While thinking about that, I though how we don’t talk about dream interpretation in church. Likely we may ignore them and anyone who said they could interpret them. But even in Egypt, why listen to Joseph? A Hebrew slave bought from his family and thrown into the dungeon for ‘dipping his pen into the boss’s ink’. That he was innocent wouldn’t have matter as they didn’t believe a slave over a high ranking official. Why believe an interpretation? Especially hearing what Joseph said, which is a challenge to Pharaoh:
- Joseph tells Pharaoh that it isn’t he that will interpret, but God who will give the meaning. Pharaoh, however much he would like to believe it, is not god. Another is. I imagine that this would have been insulting for a culture that believed Pharaoh was a God.
- Joseph tells Pharaoh that God is letting Pharaoh in on what God is going to do. The events that are to come, Pharaoh has no control over them and cannot change them. God has fixed them, Joseph said.

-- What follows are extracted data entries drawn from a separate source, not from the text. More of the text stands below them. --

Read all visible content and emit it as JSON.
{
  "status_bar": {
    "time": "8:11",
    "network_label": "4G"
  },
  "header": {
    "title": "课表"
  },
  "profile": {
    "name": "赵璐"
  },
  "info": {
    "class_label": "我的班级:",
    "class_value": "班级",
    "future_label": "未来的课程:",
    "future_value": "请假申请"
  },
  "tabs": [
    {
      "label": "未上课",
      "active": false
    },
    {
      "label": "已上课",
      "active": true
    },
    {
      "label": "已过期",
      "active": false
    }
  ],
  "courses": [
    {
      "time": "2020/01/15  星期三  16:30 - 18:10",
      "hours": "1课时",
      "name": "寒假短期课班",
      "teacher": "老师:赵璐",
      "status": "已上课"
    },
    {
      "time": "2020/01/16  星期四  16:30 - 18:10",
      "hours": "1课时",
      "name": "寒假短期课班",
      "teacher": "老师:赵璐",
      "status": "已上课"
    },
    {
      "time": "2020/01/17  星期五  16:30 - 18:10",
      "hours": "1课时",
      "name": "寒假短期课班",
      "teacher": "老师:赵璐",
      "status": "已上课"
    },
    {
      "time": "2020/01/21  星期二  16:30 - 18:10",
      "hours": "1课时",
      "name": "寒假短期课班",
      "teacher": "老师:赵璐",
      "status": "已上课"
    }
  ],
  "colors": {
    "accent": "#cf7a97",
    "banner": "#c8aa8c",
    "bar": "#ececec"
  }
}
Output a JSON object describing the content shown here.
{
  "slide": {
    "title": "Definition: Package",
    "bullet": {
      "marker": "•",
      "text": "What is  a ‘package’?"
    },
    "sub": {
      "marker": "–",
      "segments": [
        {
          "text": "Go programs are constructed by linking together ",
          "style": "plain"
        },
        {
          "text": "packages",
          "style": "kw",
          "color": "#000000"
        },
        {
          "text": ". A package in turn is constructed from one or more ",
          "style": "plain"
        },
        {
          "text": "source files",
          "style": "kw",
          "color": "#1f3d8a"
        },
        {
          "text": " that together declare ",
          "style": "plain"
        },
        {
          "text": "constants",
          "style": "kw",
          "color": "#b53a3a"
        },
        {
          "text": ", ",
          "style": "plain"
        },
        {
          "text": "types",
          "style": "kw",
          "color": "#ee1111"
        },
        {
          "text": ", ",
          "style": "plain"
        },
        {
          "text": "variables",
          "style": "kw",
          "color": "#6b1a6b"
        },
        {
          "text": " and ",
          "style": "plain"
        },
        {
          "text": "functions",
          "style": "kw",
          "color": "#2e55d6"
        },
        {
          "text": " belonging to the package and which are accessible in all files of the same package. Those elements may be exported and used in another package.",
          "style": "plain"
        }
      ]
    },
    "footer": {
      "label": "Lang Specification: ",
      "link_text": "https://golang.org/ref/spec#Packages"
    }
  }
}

- Joseph tells Pharaoh that God is allowing Pharaoh to be privy to the information. Pharaoh has to have them explained to him by a slave. Those in his employ don’t understand the dream.
- Joseph then lays out for Pharaoh an economic plan for him to follow. Before Pharaoh can use this knowledge how he wants to, Joseph tells him what he needs to do to save his country.
Pharaoh takes this all in and yields to Joseph. He accepts what Joseph says and puts Joseph in charge of everything in the kingdom (keeping only his throne, but I would think is a much less shiny throne than it might have been the previous day). I wonder if his advisers tried to stop Pharaoh or jeered at Joseph or called into question what Joseph was saying.
What is going on here is what we hear in the Magnificat in Luke 1: ‘He has shown strength with his arm;/he has scattered the proud in the thoughts of their hearts./He has brought down the powerful from their thrones,/and lifted up the lowly…’ God is on the side of the poor Hebrew prisoner and Pharaoh’s salvation can only come through him and, and implicitly an admission that there is a great God than Pharaoh.
I wish I knew what it was that finally made this Pharaoh welcome the words spoken by God’s representative when a succeeding Pharaoh only ‘hardened his heart’. The same hardening of heart must have happened when Herod refused to recognise the words of God in John the Baptist, another poor Hebrew prisoner who had done no wrong. Perhaps the story is not so much about God blessing one and not another as it is God speaks, and one monarch listens and another refuses. Our call is stand up to the powerful and our hope is that they listen, as Pharaoh did, but we have to take the risk that they won’t.
And perhaps we ought to listen to those who say they have had dreams, and those that believe they can interpret them.